Ensaios

Bom mocismo Zona Sul

Sábado. 9 e 57 da noite. Os bares na orla de Copacabana estão lotados. E com fila de espera. O menino que vende chiclete usa isso a seu favor, enquanto dribla os garçons que insistem em espantá-lo. Vende um chiclete aqui, leva um passa fora alí, consegue rodar um salão de restaurante inteiro sem ninguém importuná-lo. Fatura. Devagar, mas bem. Os seus minutos são cheios de altos e baixos. Não há tempo para lamentar nem para comemorar. Só há tempo para agir.

Entra em mais um bar. Os garçons ocupados com o movimento não o notam. Avança pelas mesas. Não. Não. Não. Não, muito obrigado. De nada. De nada? No outro lado do bar, uma mesa com uma mulher, um bebê e uma menina. Mais ou menos da sua idade. Mesa boa. Os bebês costumam amolecer as pessoas e os corações. Usa as pilastras para se esconder dos garçons, enquanto caminha o mais rápido que pode até a mesa. Chega ao seu destino.

– Vai um chiclete? Uma ajudinha, por favor?

A mulher o ignora e levanta ninando o bebê que começa a chorar. Perdi, perdi, pensa. Mas insiste com a menina:

– Um chiclete? Uma ajuda?

A menina olha para ele séria, franze os lábios e cruza os braços com uma expressão de pena.

– Pode vir aqui mais perto, por favor?- ela convida.

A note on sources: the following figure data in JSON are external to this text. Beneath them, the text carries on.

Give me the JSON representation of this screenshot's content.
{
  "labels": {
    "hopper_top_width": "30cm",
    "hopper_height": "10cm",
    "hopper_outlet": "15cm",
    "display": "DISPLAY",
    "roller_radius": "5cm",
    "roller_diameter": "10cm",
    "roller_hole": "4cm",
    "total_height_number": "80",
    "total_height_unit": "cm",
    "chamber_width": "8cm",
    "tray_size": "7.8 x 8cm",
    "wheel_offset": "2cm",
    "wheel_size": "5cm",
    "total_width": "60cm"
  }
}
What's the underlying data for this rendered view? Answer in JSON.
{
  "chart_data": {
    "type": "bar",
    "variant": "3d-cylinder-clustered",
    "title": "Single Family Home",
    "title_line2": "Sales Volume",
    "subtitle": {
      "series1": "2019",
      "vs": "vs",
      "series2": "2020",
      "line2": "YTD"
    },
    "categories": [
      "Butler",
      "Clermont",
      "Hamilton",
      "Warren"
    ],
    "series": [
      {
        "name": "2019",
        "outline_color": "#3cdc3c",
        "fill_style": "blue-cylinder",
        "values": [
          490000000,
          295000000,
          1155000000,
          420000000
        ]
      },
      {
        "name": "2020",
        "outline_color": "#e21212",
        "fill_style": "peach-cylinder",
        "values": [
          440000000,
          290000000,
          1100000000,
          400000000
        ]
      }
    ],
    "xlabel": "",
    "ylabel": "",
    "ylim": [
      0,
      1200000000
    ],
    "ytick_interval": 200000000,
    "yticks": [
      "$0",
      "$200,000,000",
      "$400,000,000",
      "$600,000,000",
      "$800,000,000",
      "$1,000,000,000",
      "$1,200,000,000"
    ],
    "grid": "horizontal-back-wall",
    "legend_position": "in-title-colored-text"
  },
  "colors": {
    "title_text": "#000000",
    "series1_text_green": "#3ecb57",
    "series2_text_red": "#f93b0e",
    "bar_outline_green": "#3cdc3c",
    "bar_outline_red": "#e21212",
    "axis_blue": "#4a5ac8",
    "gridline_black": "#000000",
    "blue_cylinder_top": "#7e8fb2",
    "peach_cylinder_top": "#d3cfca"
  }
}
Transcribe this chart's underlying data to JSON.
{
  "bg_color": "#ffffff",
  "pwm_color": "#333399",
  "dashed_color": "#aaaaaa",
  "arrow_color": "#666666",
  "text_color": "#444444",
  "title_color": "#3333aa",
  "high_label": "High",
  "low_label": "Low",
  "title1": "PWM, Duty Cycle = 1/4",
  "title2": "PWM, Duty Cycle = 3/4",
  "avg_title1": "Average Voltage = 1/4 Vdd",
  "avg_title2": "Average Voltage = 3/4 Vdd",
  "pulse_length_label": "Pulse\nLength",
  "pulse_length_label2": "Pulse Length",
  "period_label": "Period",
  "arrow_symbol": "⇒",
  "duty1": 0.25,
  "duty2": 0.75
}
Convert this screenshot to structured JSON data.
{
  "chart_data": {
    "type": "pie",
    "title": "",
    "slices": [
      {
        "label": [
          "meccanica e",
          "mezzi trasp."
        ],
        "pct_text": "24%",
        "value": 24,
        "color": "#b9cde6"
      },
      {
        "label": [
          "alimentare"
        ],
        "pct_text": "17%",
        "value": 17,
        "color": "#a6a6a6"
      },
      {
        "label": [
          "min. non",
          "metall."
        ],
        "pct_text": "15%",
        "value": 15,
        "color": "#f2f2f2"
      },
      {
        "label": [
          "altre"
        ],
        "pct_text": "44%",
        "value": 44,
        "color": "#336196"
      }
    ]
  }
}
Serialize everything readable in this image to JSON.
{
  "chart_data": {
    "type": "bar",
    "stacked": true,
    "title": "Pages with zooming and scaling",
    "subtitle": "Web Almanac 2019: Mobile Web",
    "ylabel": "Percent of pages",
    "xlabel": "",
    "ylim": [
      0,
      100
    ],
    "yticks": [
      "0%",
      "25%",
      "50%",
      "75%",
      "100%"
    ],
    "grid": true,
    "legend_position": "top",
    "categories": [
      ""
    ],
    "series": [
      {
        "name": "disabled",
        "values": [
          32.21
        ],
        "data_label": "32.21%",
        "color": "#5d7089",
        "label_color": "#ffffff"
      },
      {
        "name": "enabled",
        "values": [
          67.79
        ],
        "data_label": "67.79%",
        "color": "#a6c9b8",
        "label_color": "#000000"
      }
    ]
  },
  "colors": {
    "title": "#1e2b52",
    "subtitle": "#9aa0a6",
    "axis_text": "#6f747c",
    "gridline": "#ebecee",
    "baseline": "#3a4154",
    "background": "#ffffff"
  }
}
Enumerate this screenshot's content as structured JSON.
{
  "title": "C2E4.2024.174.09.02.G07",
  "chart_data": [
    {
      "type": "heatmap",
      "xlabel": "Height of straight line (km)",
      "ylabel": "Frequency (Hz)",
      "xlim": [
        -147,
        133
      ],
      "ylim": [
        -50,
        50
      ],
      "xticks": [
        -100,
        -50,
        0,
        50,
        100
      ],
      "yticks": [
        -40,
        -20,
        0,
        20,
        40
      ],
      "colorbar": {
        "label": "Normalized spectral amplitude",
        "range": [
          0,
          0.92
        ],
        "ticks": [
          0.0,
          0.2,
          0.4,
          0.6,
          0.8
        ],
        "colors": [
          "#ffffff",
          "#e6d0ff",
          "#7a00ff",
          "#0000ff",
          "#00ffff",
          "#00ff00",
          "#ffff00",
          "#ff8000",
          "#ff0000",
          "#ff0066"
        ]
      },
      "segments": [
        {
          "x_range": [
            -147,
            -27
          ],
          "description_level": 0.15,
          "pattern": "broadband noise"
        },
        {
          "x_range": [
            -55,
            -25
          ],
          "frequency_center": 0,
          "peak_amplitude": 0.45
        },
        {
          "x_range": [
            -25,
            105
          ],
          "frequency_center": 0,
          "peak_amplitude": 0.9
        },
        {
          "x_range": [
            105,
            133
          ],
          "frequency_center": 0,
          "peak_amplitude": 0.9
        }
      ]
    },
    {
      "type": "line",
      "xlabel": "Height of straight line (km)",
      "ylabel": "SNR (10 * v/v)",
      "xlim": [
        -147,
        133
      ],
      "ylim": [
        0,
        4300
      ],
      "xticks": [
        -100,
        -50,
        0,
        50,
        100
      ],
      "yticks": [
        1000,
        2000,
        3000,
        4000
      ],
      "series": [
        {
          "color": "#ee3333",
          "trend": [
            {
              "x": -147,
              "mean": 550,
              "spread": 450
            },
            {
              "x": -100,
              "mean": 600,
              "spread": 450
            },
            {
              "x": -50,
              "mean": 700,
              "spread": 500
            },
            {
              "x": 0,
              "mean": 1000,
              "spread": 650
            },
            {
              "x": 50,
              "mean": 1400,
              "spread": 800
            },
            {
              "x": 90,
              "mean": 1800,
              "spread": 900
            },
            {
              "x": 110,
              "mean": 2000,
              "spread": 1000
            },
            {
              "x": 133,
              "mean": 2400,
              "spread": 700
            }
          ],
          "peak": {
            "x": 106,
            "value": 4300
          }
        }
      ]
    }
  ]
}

Ele atende. Ela quase encosta a boca no seu ouvido e começa a falar:

– Sabia que trabalho infantil é crime?
– Ahn?
– Crime. É, crime. Eu vi na televisão. Você devia estar estudando, brincando. Esses são os direitos das crianças. Você não devia estar trabalhando. Olha, não vou comprar o chiclete mas vou te dar uma coisa melhor…
– O quê?
– Um conselho. Fala com os teus pais que eles estão cometendo um crime quando te colocam pra trabalhar. Fala pra eles. Se quiser, vê na internet qual é a lei. Aposto que vai resolver o teu problema. Entendeu o que eu disse?
– Entendi?
– Bom, tomara que sábado que vem você possa estar em casa brincando e não vendendo chiclete. Tá bom? Então, ó, boa sorte, tá?
– Tá.
– E não esquece meu conselho, viu?

O menino se afasta da mesa chocado, esfrega o ouvido para limpar os perdigotos da menina e sai do bar sem olhar pra trás. A menina toma um gole de coca-cola e sorri triunfante. Fez uma boa ação hoje. O menino entra no próximo bar e continua a vender seus chicletes procurando evitar clientes malucos dessa vez. Tomara que tenha essa sorte.

Sábado. 10 e 23 da noite. No balanço geral, nenhum problema social foi resolvido em Copacabana. Apesar de todos os esforços do bom mocismo zona sul há alguns males que conselho sozinho não consegue curar. Uma pena. Uma pena.